Let's start with a sentence from a hot off the press press release just out of the Human Rights Commission office.
Why are some female new graduates paid on average $5000 less than male graduates with the same qualification?
This sentence is nonsensical. The word "some" implies a subset of "female graduates" defined exactly how? I don't have a clue and neither probably did the writer of this sentence.

Of course the paid on average $5000 less is an easily modifiable number based upon how you adjust the membership of your entirely female subset. In reality the number has almost certainly been plucked out of the thin air and is unchallengeable given the weasel word some in the sentence.

Anyway the statement has this
The Commission has committed to the following:
  • to monitor and report on the new Top 20 equality at work indicators

  • to promote the Pay Equality Bill with politicians, employer organisations and trade unions

  • to advocate for the new Equality at work framework with unions and community groups

  • To continue efforts to eliminate discrimination and barriers to work for disadvantaged groups.

So how are we doing in the public service on these matters. It just so happens I have the State Services Commission Public Service Trend Report 2010. Very interesting. Of course the Public Service is very interested in EEO and break things down according to identity politics best practice.

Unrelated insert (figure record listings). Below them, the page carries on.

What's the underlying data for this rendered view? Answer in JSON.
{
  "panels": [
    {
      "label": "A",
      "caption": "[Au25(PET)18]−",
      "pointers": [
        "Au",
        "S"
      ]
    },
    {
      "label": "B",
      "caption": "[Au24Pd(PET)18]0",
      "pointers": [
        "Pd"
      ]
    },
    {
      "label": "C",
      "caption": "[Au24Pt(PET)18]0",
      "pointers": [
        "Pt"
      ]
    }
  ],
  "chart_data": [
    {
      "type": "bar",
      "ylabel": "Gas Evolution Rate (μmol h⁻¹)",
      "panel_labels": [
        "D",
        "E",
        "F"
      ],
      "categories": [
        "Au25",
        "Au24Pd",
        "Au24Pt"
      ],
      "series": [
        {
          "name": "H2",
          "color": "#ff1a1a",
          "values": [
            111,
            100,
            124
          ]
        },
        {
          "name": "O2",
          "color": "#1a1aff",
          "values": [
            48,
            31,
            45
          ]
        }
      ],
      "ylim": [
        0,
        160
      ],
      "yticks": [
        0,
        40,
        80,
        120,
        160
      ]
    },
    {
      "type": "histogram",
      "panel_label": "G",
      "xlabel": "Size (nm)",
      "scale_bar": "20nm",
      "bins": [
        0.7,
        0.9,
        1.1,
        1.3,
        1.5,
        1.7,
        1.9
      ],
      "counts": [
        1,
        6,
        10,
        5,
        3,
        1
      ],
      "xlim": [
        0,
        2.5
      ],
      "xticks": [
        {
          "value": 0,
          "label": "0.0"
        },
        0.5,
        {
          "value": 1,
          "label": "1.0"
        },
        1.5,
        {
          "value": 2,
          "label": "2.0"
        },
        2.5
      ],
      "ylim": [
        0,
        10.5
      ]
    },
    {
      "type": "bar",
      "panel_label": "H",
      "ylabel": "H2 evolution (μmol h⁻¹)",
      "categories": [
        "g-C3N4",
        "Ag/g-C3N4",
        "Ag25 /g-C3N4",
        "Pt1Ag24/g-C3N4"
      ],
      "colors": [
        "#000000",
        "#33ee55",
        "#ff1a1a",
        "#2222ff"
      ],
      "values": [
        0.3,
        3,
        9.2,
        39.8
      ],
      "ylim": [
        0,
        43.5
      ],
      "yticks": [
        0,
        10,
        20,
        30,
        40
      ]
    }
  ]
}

So we can look up the average female and male salaries and be told quite plainly that they are $59,522 and $69,544 respectively or that the average female salary is just 85.6% of the average male salary.

Clear cut - no?

Well no actually.

See there is a gender imbalance in the Public Service, there are more females than males on the public payroll.

And my friends it turns out that if you look across age groups that this imbalance is far more marked amongst the younger and hence less well remunerated employees.So while 59% of those on the public payroll are female, this percentage increases for those under thirty to 67%. Or if you prefer in this age group there two females for every male, which of course will have the effect of reducing the "average" female salary.

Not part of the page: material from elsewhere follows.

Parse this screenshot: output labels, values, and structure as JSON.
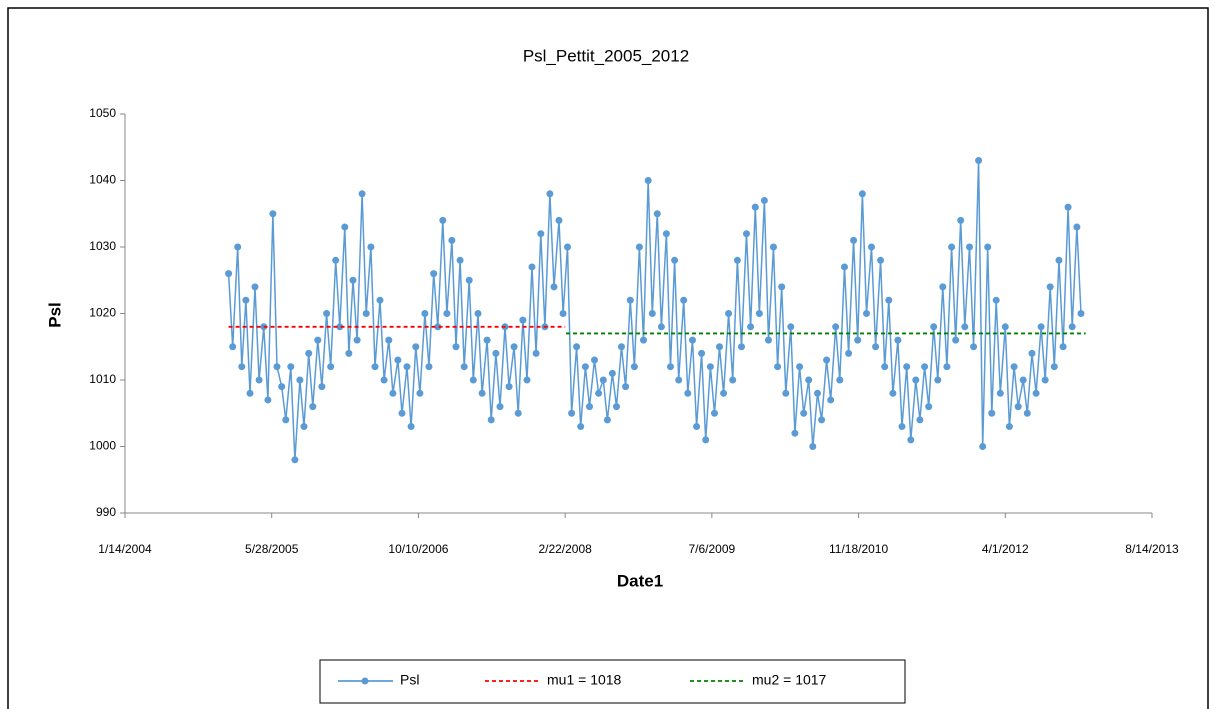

So what is the truth about the gender gap? Well sadly in trying to determine this you will always end up comparing "apples with oranges" there is no meaningful answer in my opinion.

But I think we can safely assume that EEO Commissioner Dr Judy McGregor of Human Rights commission is far better remunerated than the vast majority of her fellow citizens be they male or female.

Surely this press release is nothing more than political activism funded from the public purse.

1 comment(s):

maxx said...

If an employer hires four workers at the same level to carry out the same job and the output of one is 50% greater than the others, how do you reward the outstanding individual if all the salaries must be equal?

It's not equal work for equal pay that is being discussed, it's equal positions for equal pay which brings public service style problems where pay increases are based on time served and qualifications not ability.

In other words a typical marxist agenda brings the usual result of dragging everyone down to the lowest common denominator as ability can't be rewarded.